The truck was a crew cab model, meaning that it had a second row of seats. They put Zula in the back, sandwiched between Sharif on her left and Mahir on her right. She felt strangely awkward coming between them, as if committing a social faux pas. But perhaps Jones was fed up with their clinginess and wanted them apart. Ershut rode shotgun and Abdul-Wahaab was squeezed into the middle of the front seat. Jones drove. Zula couldn’t help but think that they would be just a little conspicuous rumbling around British Columbia in this contraption with that particular lineup of faces glaring out the windshield.

 

But that wouldn’t even be an issue until they actually made it down to a road; and this did not look like it was happening any time soon. During whatever escapades that he and Abdul-Wahaab had enjoyed yesterday, Jones had learned how to drive the thing and had satisfied himself that if he shifted it into a sufficiently low gear (and this truck had some extremely low gears), it would go anywhere. Once the truck was packed, they headed up the valley, avoiding its sloped walls and sticking to its bottom, which was flat, but sinuous and multiforked. Jones seemed to be playing a connect-the-dots game on the map. Every few hundred meters was a cleared area, and these were strung together by a road.
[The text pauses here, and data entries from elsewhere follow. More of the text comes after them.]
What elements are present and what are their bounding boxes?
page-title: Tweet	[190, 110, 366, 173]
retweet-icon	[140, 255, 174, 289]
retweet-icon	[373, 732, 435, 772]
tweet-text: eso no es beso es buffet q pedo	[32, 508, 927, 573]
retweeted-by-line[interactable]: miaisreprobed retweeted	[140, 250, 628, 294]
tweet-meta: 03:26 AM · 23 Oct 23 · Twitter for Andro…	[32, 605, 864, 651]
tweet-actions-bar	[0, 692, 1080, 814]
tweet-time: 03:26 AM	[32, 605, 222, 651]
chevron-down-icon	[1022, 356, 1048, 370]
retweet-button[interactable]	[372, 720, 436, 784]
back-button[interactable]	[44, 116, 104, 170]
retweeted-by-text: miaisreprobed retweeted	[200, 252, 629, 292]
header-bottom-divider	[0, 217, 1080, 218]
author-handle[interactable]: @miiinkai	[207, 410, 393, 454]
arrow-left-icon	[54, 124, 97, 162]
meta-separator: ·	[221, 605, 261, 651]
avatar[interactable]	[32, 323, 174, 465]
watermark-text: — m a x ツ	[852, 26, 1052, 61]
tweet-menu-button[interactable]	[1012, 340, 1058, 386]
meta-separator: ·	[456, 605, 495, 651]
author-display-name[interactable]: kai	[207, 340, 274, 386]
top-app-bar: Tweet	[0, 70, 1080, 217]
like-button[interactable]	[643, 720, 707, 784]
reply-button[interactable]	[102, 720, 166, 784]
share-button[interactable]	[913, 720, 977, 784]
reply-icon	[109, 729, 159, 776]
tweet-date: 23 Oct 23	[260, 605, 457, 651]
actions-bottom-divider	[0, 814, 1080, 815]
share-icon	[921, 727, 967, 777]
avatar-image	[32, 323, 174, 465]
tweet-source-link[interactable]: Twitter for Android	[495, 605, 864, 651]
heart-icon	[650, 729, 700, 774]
Or at least by a lane that had been bulldozed through the trees. The road and the cleared sites were marked on a survey map, which Abdul-Wahaab had spread out on his lap, the better for Jones to follow it. Zula caught glimpses of it during their frequent and voluble disputes as to its interpretation. At one point Jones pointed out the windshield into the sky and glared expectantly into the face of Abdul-Wahaab, and Zula understood that he was pointing out the location of the sun, as a trump card.

 

They fetched up parallel to a mountain stream, mostly buried under ice with snow on it. In some places it was open to the sky, and there it was possible to see that it was running broad and shallow, easily fordable by the truck. They rumbled and juddered across it, crept up its bank for half a mile, then struck out in what seemed to Zula like a random direction, plowing directly into the woods and attacking a steep uphill slope as a way of getting out of this valley. Tree branches were pushed out of the way by the windshield, bending back until they either snapped off or else whipped in through the open driver’s-side window where Jones had to beat them back with his left arm. She wondered why he would not simply roll up the window until she noticed little blue cubes of safety glass that had been sprayed all over the cab, and understood that the glass had been shattered. It seemed obvious enough that this must have happened when they were stealing the truck yesterday. She hoped that they had merely punched out the window so that they could get in and hot-wire it. Then she noted a key chain dangling from its ignition. They must have stolen it from a person who had been driving it. They must have killed that person.